Donc Luc Ferry nous écrit que le matérialisme lui est inconfortable et qu’il ressent qu’il y a un supplément d’âme dans l’homme (« une capacité à choisir entre des possibles ») sans pourtant aller jusqu’à prôner un retour à… un retour aux anciennes croyances.

« Qui faut-il croire alors ? Toi-même, quand tu te penses comme libre, ce que tu fais implicitement chaque fois que tu émets un jugement ? Ou le matérialiste, qui t’affirme (librement ?) que tu ne l’es pas – mais qui n’en prononce pas moins, lui-aussi, dès que l’occasion s’en présente, des jugements de valeur supposant sa propre liberté ? À toi de choisir… », c’est cette liberté qui suppose que nous transcendons notre état premier d’animal, même évolué. « Cette faculté d’arrachement à la nature et à l’histoire, cette faculté que Rousseau et Kant nommaient la liberté ou la perfectibilité, et qui est bien en situation de transcendance. », et si le divin que nous cherchons depuis si longtemps était en nous-mêmes ? Non pas que nous devrions nous enorgueillir d’un statut de Dieux, car assurément nous n’en sommes point mais que nous devrions mieux endosser notre statut spécial par rapport à la nature, notre responsabilité. L’homme n’est pas seulement l’espèce dominante de notre terre, nous sommes une étape supplémentaire de l’évolution du vivant, car nous sommes libres de penser et d’agir à notre guise, nous savons nous détacher des contraintes de notre propre nature. Et si Dieu est une invention de l’homme, c’est une manière d’exprimer son désarroi de n’avoir aucun référent, aucun père, seuls, libres mais seuls. Alors l’humanité a inventé Dieu pour tuer le père, faire son Œdipe.

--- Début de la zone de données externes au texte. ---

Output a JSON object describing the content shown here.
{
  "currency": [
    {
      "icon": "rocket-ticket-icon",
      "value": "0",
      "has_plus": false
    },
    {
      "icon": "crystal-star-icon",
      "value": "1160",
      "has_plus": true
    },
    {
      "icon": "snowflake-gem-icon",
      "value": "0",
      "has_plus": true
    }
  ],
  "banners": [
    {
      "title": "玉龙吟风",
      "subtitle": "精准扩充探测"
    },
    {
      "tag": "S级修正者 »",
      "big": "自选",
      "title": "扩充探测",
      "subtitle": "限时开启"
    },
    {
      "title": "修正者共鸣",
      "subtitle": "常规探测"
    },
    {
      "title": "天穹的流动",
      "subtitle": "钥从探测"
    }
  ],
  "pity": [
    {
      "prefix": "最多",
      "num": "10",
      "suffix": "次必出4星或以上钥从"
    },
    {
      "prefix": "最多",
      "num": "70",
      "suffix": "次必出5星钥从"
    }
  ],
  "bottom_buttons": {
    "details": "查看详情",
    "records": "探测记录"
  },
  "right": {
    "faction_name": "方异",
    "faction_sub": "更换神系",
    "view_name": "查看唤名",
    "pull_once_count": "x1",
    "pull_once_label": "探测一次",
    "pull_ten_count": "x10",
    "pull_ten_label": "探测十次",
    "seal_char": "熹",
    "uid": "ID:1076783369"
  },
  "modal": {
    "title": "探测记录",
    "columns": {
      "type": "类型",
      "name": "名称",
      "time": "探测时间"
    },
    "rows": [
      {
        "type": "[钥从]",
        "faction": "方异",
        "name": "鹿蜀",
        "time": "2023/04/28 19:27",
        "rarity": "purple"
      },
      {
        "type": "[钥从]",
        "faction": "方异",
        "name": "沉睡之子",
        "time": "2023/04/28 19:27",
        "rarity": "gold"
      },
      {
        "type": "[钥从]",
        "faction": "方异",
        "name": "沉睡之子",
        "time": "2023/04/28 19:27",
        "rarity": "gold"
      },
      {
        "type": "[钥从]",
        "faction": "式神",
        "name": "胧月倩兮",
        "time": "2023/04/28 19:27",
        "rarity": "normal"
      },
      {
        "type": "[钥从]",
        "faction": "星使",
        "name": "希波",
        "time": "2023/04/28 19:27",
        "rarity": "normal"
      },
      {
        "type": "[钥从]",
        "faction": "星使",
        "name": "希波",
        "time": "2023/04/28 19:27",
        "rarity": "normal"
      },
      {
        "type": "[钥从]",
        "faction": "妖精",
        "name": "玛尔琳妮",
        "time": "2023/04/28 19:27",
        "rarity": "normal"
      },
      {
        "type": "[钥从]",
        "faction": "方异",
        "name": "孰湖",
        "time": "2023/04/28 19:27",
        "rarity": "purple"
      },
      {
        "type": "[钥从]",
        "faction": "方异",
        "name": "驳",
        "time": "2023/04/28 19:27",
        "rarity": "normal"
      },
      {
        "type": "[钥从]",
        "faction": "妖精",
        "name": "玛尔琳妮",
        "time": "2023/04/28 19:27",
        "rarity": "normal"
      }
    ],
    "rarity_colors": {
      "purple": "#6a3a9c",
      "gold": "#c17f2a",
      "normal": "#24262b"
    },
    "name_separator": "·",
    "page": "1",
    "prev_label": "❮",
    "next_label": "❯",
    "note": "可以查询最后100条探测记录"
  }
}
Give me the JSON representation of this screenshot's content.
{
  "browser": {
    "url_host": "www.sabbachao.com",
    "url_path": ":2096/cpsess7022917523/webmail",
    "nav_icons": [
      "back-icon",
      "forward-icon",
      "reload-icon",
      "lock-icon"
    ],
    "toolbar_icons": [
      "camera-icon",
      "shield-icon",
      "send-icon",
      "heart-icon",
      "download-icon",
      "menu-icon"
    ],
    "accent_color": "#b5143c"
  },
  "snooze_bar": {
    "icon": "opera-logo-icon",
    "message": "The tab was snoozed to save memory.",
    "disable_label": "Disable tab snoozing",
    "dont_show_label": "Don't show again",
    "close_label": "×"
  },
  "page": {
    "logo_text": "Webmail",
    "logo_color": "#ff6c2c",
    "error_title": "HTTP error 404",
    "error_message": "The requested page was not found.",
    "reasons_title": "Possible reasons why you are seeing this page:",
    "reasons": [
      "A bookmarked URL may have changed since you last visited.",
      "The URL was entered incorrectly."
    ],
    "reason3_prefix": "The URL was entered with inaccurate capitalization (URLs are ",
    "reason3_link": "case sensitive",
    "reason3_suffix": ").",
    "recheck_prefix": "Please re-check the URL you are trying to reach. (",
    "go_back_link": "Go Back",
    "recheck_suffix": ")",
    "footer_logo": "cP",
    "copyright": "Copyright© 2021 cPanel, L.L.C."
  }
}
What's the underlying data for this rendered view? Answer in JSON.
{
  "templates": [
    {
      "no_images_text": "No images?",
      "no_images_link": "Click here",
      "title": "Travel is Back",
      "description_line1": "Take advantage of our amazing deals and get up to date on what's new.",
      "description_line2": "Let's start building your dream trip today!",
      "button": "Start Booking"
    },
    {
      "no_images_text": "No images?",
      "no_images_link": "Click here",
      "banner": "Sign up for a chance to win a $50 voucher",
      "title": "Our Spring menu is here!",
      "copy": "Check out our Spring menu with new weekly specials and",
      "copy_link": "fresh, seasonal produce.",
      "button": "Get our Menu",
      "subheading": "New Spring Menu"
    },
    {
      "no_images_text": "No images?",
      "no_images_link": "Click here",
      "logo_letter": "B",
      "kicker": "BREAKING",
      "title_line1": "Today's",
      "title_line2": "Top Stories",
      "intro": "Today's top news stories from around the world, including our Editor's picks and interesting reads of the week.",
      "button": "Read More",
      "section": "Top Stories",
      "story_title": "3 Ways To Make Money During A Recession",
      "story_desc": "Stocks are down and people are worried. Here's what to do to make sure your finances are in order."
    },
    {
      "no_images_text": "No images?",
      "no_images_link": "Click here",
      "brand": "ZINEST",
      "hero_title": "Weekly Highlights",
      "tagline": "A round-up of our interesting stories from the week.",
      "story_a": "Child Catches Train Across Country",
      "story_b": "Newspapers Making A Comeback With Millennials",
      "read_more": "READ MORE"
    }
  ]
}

On imagine sans peine, avec la perte de repères actuelle, que l’on pourrait aisément créer une nouvelle utopie à partir de ce constat. Mais on a appris le résultat de telles entreprises, de tels égarements, il est urgent d’agir différemment en êtres responsables dotés d’une sagesse multimillénaire. C’est aussi pourquoi je ne prône rien et surtout pas de faire table rase du passé, recommencer quoi ? les mêmes bêtises, différemment…

« ce n’est pas parce que nous avons besoin d’une chose qu’elle est vraie. Tout au contraire : il y a de fortes chances pour que le besoin nous pousse à l’inventer, à la défendre ensuite, fût-ce de mauvaise foi, parce que nous lui sommes attachés. Le besoin de Dieu est à cet égard la plus grande objection que je connaisse contre lui. », Luc Ferry dans « Apprendre à vivre », un maître à penser, « affirmatif, no comment », chantait Gainsbourg.